The 360° fisheye design in the XNF-8010RW represents the practical answer to a common integration challenge: how do you cover a large open area without mounting three separate cameras and running parallel cable runs. The 6MP resolution is sufficient for retail and corporate loss-prevention scenarios where panoramic area awareness outweighs long-distance detail. PoE operation and integrated IR mean minimal infrastructure overhead—no auxiliary power, no aux lighting.
Technical Highlights:
- 6MP @ 30fps: Delivers 2560 × 1920 panoramic frames at smooth playback speed. Bitrate typically 8–15 Mbps depending on compression and scene—manageable on standard gigabit Ethernet without requiring storage architecture overhaul.
- WDR + IR Night Vision: Handles retail storefronts with window backlighting and after-hours operation without separate lighting. IR integrated into lens module—no external illuminator mounting required. Meaningful for 24/7 operations where lighting is variable.
- Digital Dewarping: Raw 360° panoramic data arrives at the NVR; dewarping software renders rectangular crops and panoramic tiles on demand. Operators see familiar interfaces; archive retains full 360° source for forensics. Reduces processing load compared to edge-based dewarping.
Deployment Considerations:
- Ceiling mounting strongly preferred. Wall mounting works but creates dead zones below the installation point—not ideal for full-coverage retail or warehouse scenarios.
- IR range unspecified by manufacturer—test in your target environment. Typical indoor IR coverage 10–20 feet; reflective surfaces (mirrors, white walls, stainless steel) extend effective range. Dark ceilings and matte finishes absorb IR.
- Bandwidth consumption scales with codec choice. Confirm bitrate in your VMS test environment before bulk deployment—8–15 Mbps is typical but scene-dependent.

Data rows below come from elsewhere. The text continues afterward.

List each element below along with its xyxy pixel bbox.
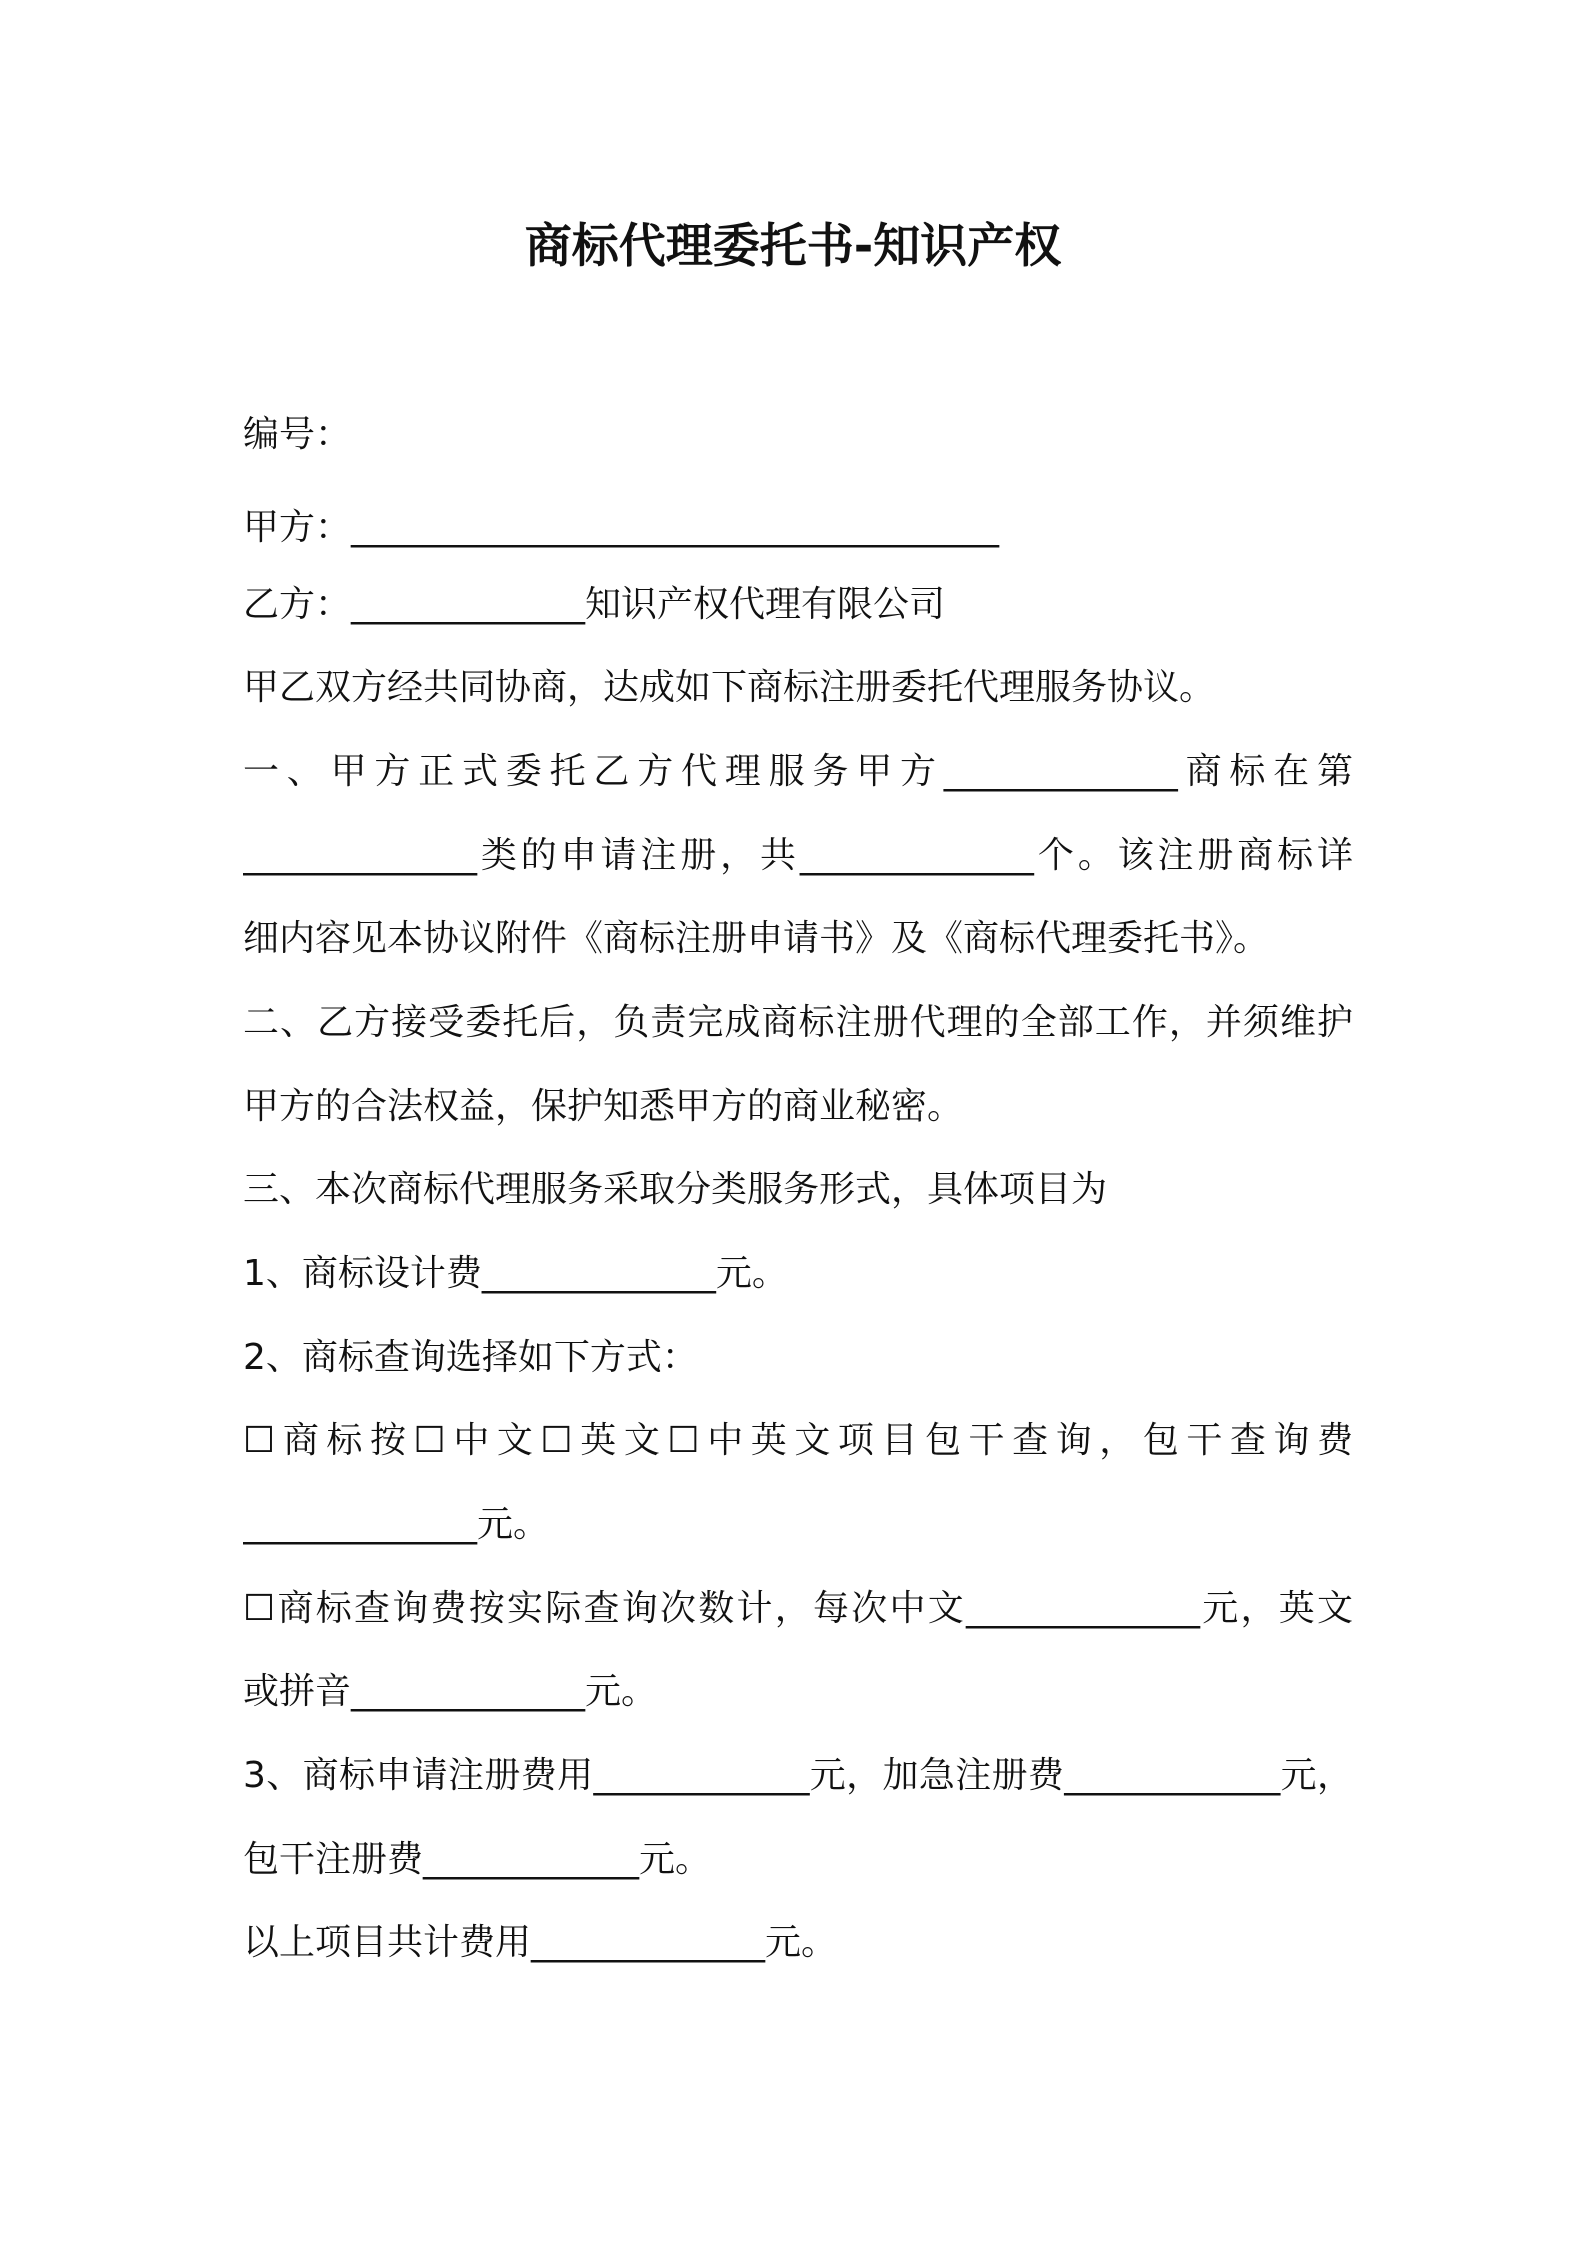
agreement-intro: 甲乙双方经共同协商，达成如下商标注册委托代理服务协议。 [243, 667, 1216, 708]
clause-1-line-2: _____________类的申请注册，共_____________个。该注册商标详 [243, 835, 1353, 876]
query-option-per-count-line-2: 或拼音_____________元。 [243, 1671, 658, 1712]
clause-2-line-1: 二、乙方接受委托后，负责完成商标注册代理的全部工作，并须维护 [243, 1002, 1353, 1043]
clause-3-heading: 三、本次商标代理服务采取分类服务形式，具体项目为 [243, 1169, 1108, 1210]
query-option-per-count-line-1: ☐商标查询费按实际查询次数计，每次中文_____________元，英文 [243, 1588, 1353, 1629]
query-option-package-line-1: ☐商标按☐中文☐英文☐中英文项目包干查询，包干查询费 [243, 1420, 1353, 1461]
document-title: 商标代理委托书-知识产权 [524, 219, 1062, 274]
item-3-registration-fee-line-1: 3、商标申请注册费用____________元，加急注册费____________元， [243, 1755, 1353, 1796]
clause-1-line-3: 细内容见本协议附件《商标注册申请书》及《商标代理委托书》。 [243, 918, 1270, 959]
query-option-package-line-2: _____________元。 [243, 1504, 550, 1545]
clause-2-line-2: 甲方的合法权益，保护知悉甲方的商业秘密。 [243, 1086, 964, 1127]
party-a-line: 甲方：____________________________________ [243, 507, 1000, 548]
item-2-query-heading: 2、商标查询选择如下方式： [243, 1337, 698, 1378]
clause-1-line-1: 一、甲方正式委托乙方代理服务甲方_____________商标在第 [243, 751, 1353, 792]
document-number-line: 编号： [243, 414, 352, 455]
item-1-design-fee: 1、商标设计费_____________元。 [243, 1253, 788, 1294]
party-b-line: 乙方：_____________知识产权代理有限公司 [243, 584, 946, 625]
item-3-registration-fee-line-2: 包干注册费____________元。 [243, 1839, 712, 1880]
total-fee-line: 以上项目共计费用_____________元。 [243, 1922, 838, 1963]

Best fit: retail open floor plans, corporate lobbies, warehouse receiving areas, and conference suites where one camera needs to eliminate blind spots without adding installation complexity. Overkill for narrow hallways or single-room monitoring; fixed-angle units are cheaper. Skip this if you need outdoor deployment, extreme distance recognition, or dynamic repositioning.